W komunikacie przekazano również, że decyzję podjęto "w geście solidarności z Ukrainą i jej walką w wojnie wywołanej przez niesprowokowaną i nieusprawiedliwioną agresję Rosji". Jak dodano, rosyjscy dyplomaci z konsulatów w Dyneburgu i Lipawie będą musieli opuścić Łotwę do końca kwietnia.

"Społeczność międzynarodowa otrzymała obszerne doniesienia o morderstwach, okrucieństwach i zbrodniach wojennych popełnionych przez siły rosyjskie" – podkreślono w komunikacie MSZ Łotwy.

Czytaj także: Rosja wyrzuciła dyplomatów państw bałtyckich. Wcześniej było wezwanie na dywanik

Na podobny krok zdecydowała się również Estonia. Zamknięty został rosyjski konsulat i wydział konsularny ambasady Rosji. Ponadto estońskie Ministerstwo Spraw Zagranicznych zapowiedziało we wtorek, że wyrzuconych zostanie 14 rosyjskich pracowników konsularnych.

"Tallin wezwał ambasadora Rosji w Estonii Władimira Lipajewa, by przekazać mu notę o zamknięciu konsulatu generalnego Rosji w Narwie i wydziału konsularnego ambasady Rosji w Tartu" – poinformowała agencja BNS.

Również władze Hiszpanii ogłosiły we wtorek, że wyrzucają około 25 rosyjskich dyplomatów i osób zatrudnionych w ambasadzie Rosji w Madrycie – poinformował na konferencji prasowej szef MSZ Jose Manuel Albares. Jak dodał hiszpański polityk, chodzi o "zagrożenie dla bezpieczeństwa państwa".

Europa wyrzuca rosyjskich dyplomatów

Rosyjscy dyplomaci są wyrzucani z Europy lawinowo. W poniedziałek Litwa wydaliła z kraju rosyjskiego ambasadora i odwołała swojego przedstawiciela dyplomatycznego w Moskwie.

"Ranga stosunków dyplomatycznych z Rosją zostaje obniżona w odpowiedzi na agresję militarną Rosji przeciwko suwerennej Ukrainie oraz okrucieństwa popełniane przez rosyjskie siły zbrojne – przekazał w czasie konferencji prasowej szef MSZ Litwy Gabrielius Landsbergis, cytowany przez Interię.

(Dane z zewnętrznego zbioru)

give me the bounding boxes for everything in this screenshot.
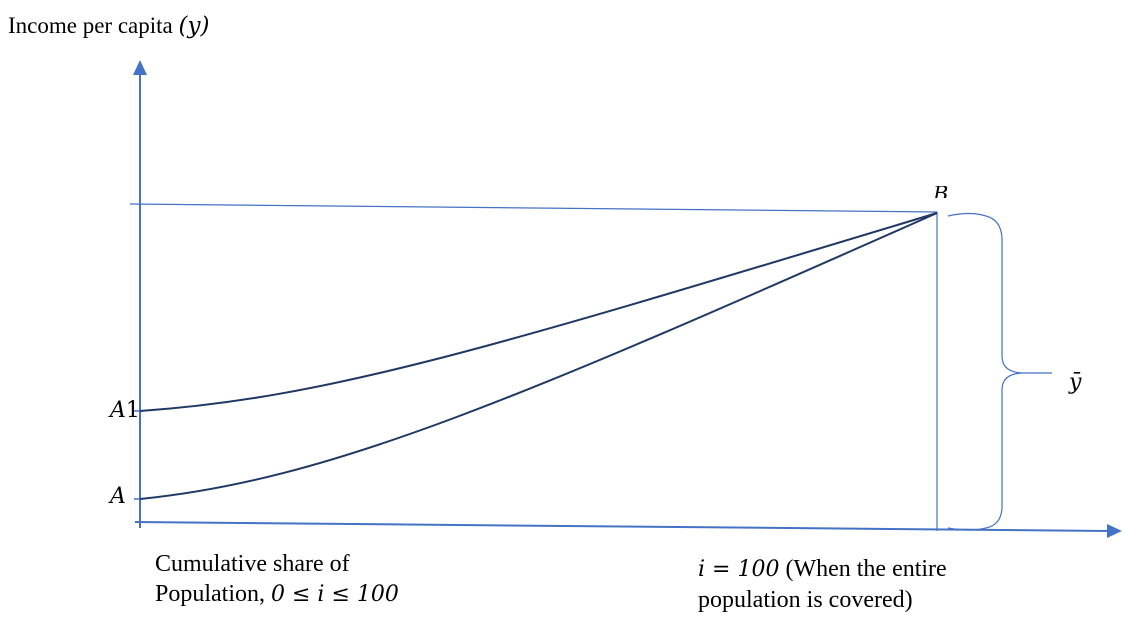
endpoint-caption-line2: population is covered) — [698, 587, 913, 613]
x-axis-caption-line1: Cumulative share of — [155, 551, 350, 577]
curve-a-b — [139, 212, 938, 500]
y-axis-arrowhead — [133, 60, 147, 75]
endpoint-caption-line1: i = 100 (When the entire — [698, 554, 947, 585]
endpoint-caption-clip: i = 100 (When the entire population is c… — [690, 548, 1124, 618]
point-label-b-clip: B — [925, 186, 955, 198]
mean-income-brace — [947, 212, 1052, 531]
point-label-a: A — [110, 484, 126, 509]
x-axis — [134, 521, 1109, 532]
curve-a1-b — [139, 212, 938, 412]
point-label-a1: A1 — [110, 399, 140, 422]
mean-income-guide-line — [129, 203, 938, 213]
y-axis-title-text: Income per capita — [8, 13, 179, 38]
x-axis-caption-line2: Population, 0 ≤ i ≤ 100 — [155, 579, 399, 610]
endpoint-caption-line1-text: (When the entire — [779, 556, 947, 582]
x-axis-caption: Cumulative share of Population, 0 ≤ i ≤ … — [155, 549, 399, 610]
y-axis-title: Income per capita (y) — [8, 14, 209, 38]
x-axis-caption-line2-math: 0 ≤ i ≤ 100 — [271, 582, 399, 607]
y-axis-title-symbol: (y) — [178, 13, 210, 39]
endpoint-caption: i = 100 (When the entire population is c… — [698, 554, 947, 615]
mean-income-label: ȳ — [1069, 370, 1082, 395]
x-axis-arrowhead — [1107, 524, 1122, 538]
point-label-a1-letter: A — [110, 398, 126, 423]
point-label-b: B — [933, 186, 949, 198]
endpoint-caption-line1-math: i = 100 — [698, 557, 780, 582]
point-label-a1-digit: 1 — [125, 398, 140, 423]
x-axis-caption-line2-text: Population, — [155, 581, 272, 607]
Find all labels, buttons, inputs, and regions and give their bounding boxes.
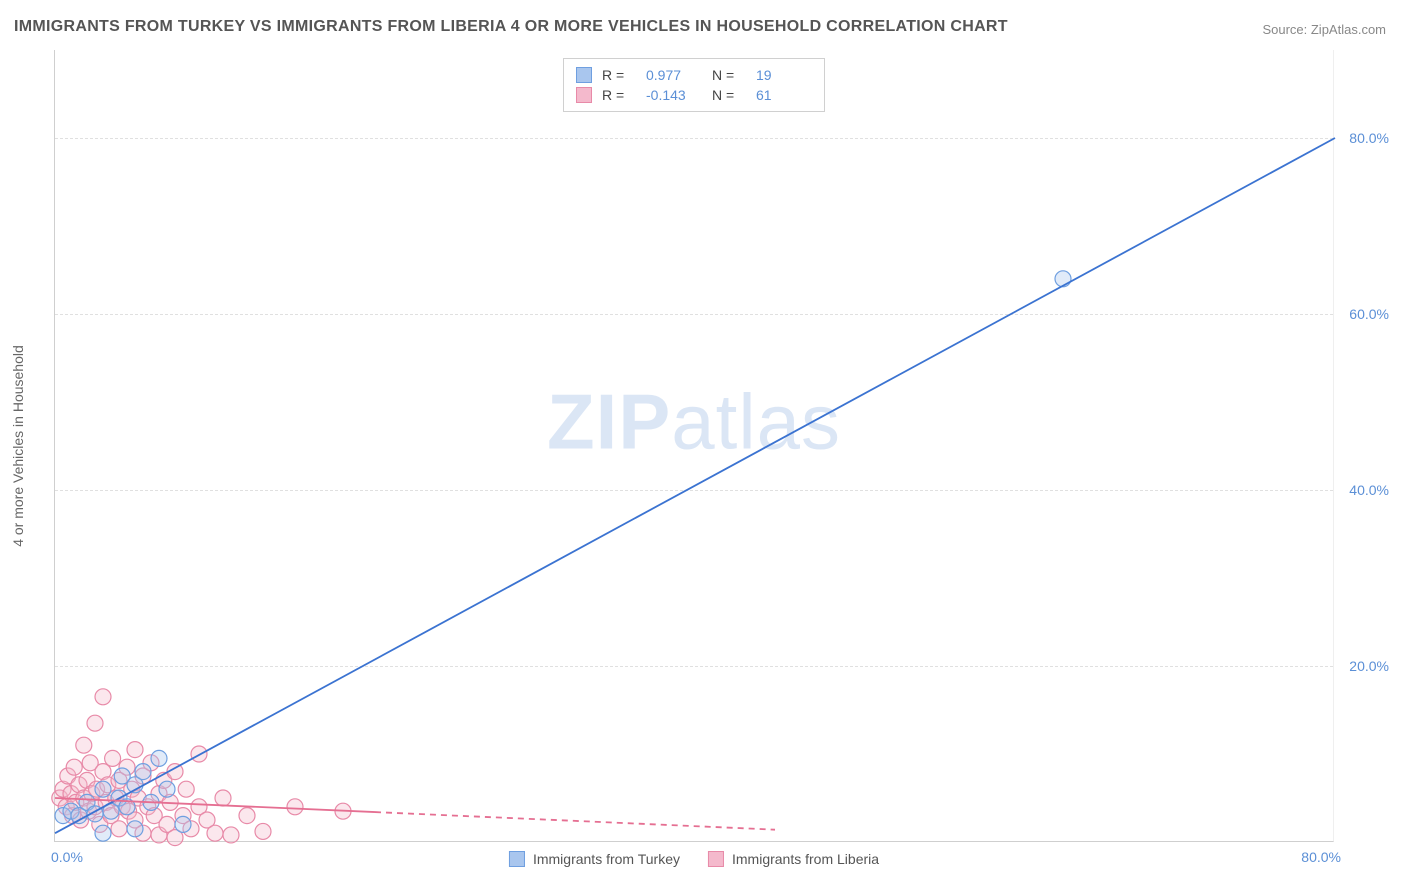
plot-svg bbox=[55, 50, 1333, 841]
legend-item-liberia: Immigrants from Liberia bbox=[708, 851, 879, 867]
regression-turkey bbox=[55, 138, 1335, 833]
swatch-liberia bbox=[708, 851, 724, 867]
point-liberia bbox=[178, 781, 194, 797]
y-tick-label: 60.0% bbox=[1349, 306, 1389, 322]
swatch-turkey bbox=[509, 851, 525, 867]
source-attribution: Source: ZipAtlas.com bbox=[1262, 22, 1386, 37]
point-liberia bbox=[76, 737, 92, 753]
point-turkey bbox=[151, 750, 167, 766]
x-tick-min: 0.0% bbox=[51, 849, 83, 865]
point-liberia bbox=[95, 689, 111, 705]
chart-title: IMMIGRANTS FROM TURKEY VS IMMIGRANTS FRO… bbox=[14, 18, 1008, 36]
point-liberia bbox=[105, 750, 121, 766]
regression-liberia-extrapolated bbox=[375, 812, 775, 830]
point-turkey bbox=[95, 825, 111, 841]
legend-label-turkey: Immigrants from Turkey bbox=[533, 851, 680, 867]
point-turkey bbox=[135, 764, 151, 780]
point-liberia bbox=[207, 825, 223, 841]
y-tick-label: 20.0% bbox=[1349, 658, 1389, 674]
point-liberia bbox=[223, 827, 239, 843]
legend-item-turkey: Immigrants from Turkey bbox=[509, 851, 680, 867]
point-liberia bbox=[66, 759, 82, 775]
x-tick-max: 80.0% bbox=[1301, 849, 1341, 865]
point-liberia bbox=[215, 790, 231, 806]
point-liberia bbox=[111, 821, 127, 837]
point-liberia bbox=[287, 799, 303, 815]
point-liberia bbox=[255, 823, 271, 839]
point-liberia bbox=[239, 808, 255, 824]
legend-label-liberia: Immigrants from Liberia bbox=[732, 851, 879, 867]
point-turkey bbox=[95, 781, 111, 797]
plot-area: ZIPatlas 20.0%40.0%60.0%80.0% 0.0% 80.0%… bbox=[54, 50, 1334, 842]
point-turkey bbox=[1055, 271, 1071, 287]
point-liberia bbox=[127, 742, 143, 758]
y-axis-label: 4 or more Vehicles in Household bbox=[10, 345, 26, 547]
point-liberia bbox=[87, 715, 103, 731]
y-tick-label: 40.0% bbox=[1349, 482, 1389, 498]
point-turkey bbox=[175, 816, 191, 832]
point-turkey bbox=[127, 821, 143, 837]
y-tick-label: 80.0% bbox=[1349, 130, 1389, 146]
point-turkey bbox=[159, 781, 175, 797]
series-legend: Immigrants from Turkey Immigrants from L… bbox=[509, 851, 879, 867]
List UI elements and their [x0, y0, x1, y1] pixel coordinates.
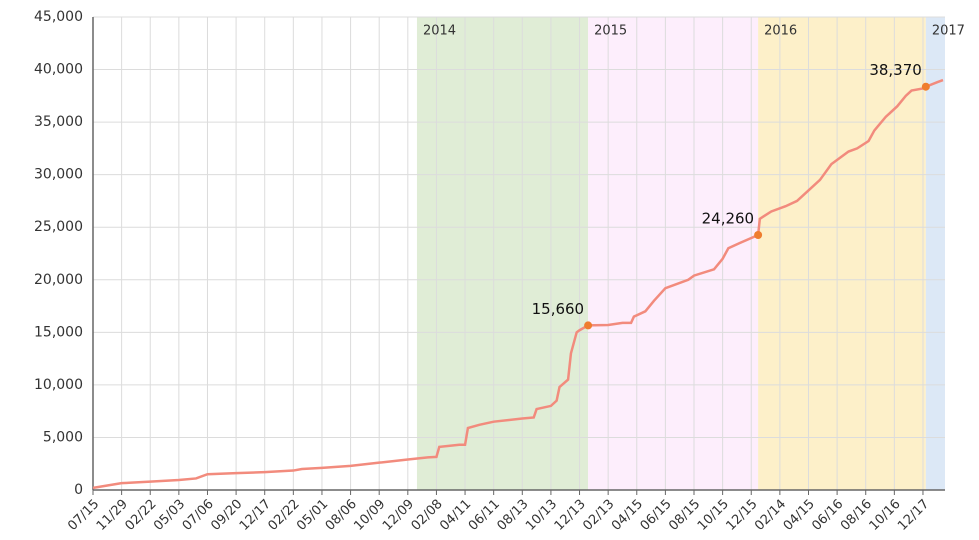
x-tick-label: 04/15: [781, 497, 818, 534]
x-tick-label: 11/29: [94, 497, 131, 534]
x-tick-label: 07/15: [65, 497, 102, 534]
x-tick-label: 10/13: [523, 497, 560, 534]
x-tick-label: 08/16: [838, 497, 875, 534]
x-tick-label: 04/15: [609, 497, 646, 534]
x-tick-label: 08/15: [666, 497, 703, 534]
y-tick-label: 40,000: [34, 62, 83, 78]
regions: [416, 17, 945, 490]
x-tick-label: 06/15: [638, 497, 675, 534]
y-tick-label: 35,000: [34, 114, 83, 130]
y-tick-label: 45,000: [34, 9, 83, 25]
x-tick-label: 06/11: [466, 497, 503, 534]
y-tick-label: 15,000: [34, 324, 83, 340]
annotation-label: 38,370: [869, 61, 922, 79]
x-tick-label: 08/06: [323, 497, 360, 534]
annotation-dot: [754, 231, 763, 240]
x-tick-label: 05/03: [151, 497, 188, 534]
x-tick-label: 12/15: [723, 497, 760, 534]
x-tick-label: 08/13: [494, 497, 531, 534]
x-tick-label: 02/22: [122, 497, 159, 534]
x-tick-label: 12/13: [552, 497, 589, 534]
x-tick-label: 12/17: [895, 497, 932, 534]
year-region: [925, 17, 945, 490]
x-tick-label: 12/09: [380, 497, 417, 534]
region-label: 2016: [764, 24, 797, 39]
grid: [92, 16, 945, 495]
x-tick-label: 10/15: [695, 497, 732, 534]
region-label: 2017: [932, 24, 965, 39]
marks: [92, 78, 944, 490]
region-label: 2015: [594, 24, 627, 39]
x-tick-label: 02/13: [580, 497, 617, 534]
region-label: 2014: [423, 24, 456, 39]
x-tick-label: 10/09: [351, 497, 388, 534]
x-tick-label: 12/17: [237, 497, 274, 534]
x-tick-label: 10/16: [867, 497, 904, 534]
x-tick-label: 04/11: [437, 497, 474, 534]
x-tick-label: 06/16: [809, 497, 846, 534]
y-tick-label: 20,000: [34, 272, 83, 288]
year-region: [588, 17, 759, 490]
annotation-dot: [584, 321, 593, 330]
y-tick-label: 0: [74, 482, 83, 498]
year-region: [416, 17, 589, 490]
y-tick-label: 25,000: [34, 219, 83, 235]
x-tick-label: 09/20: [208, 497, 245, 534]
x-tick-label: 02/22: [266, 497, 303, 534]
annotation-label: 24,260: [702, 210, 755, 228]
x-tick-label: 05/01: [294, 497, 331, 534]
year-region: [758, 17, 926, 490]
annotation-label: 15,660: [532, 300, 585, 318]
x-tick-label: 02/14: [752, 497, 789, 534]
annotation-dot: [921, 82, 930, 91]
y-tick-label: 30,000: [34, 167, 83, 183]
x-tick-label: 07/06: [180, 497, 217, 534]
y-tick-label: 10,000: [34, 377, 83, 393]
y-tick-label: 5,000: [43, 429, 83, 445]
line: [92, 78, 944, 490]
x-tick-label: 02/08: [409, 497, 446, 534]
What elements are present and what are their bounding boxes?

Czytaj także: Stanowcza reakcja Scholza po masakrze w Buczy. Grupa rosyjskich "dyplomatów" na wylocie

Jak już informowaliśmy w naTemat, na kroki dyplomatyczne zdecydowały się w poniedziałek również rządy Niemiec i Francji. Przypomnijmy, Francuzi wyrzucili aż 35 rosyjskich dyplomatów. Ministerstwo spraw zagranicznych przekazało w oświadczeniu, że ich działalność jest "sprzeczna z naszymi interesami bezpieczeństwa".

Niemiecki rząd postanowił wyrzucić z kraju 40 rosyjskich dyplomatów, którzy wzbudzali podejrzenia o działalność szpiegowską. Przedstawiciele putinowskiego reżimu dostali pięć dni na ostateczną wyprowadzkę z RFN.

Straty rosyjskiej "dyplomacji" w Europie wynoszą na ten moment 340 osób.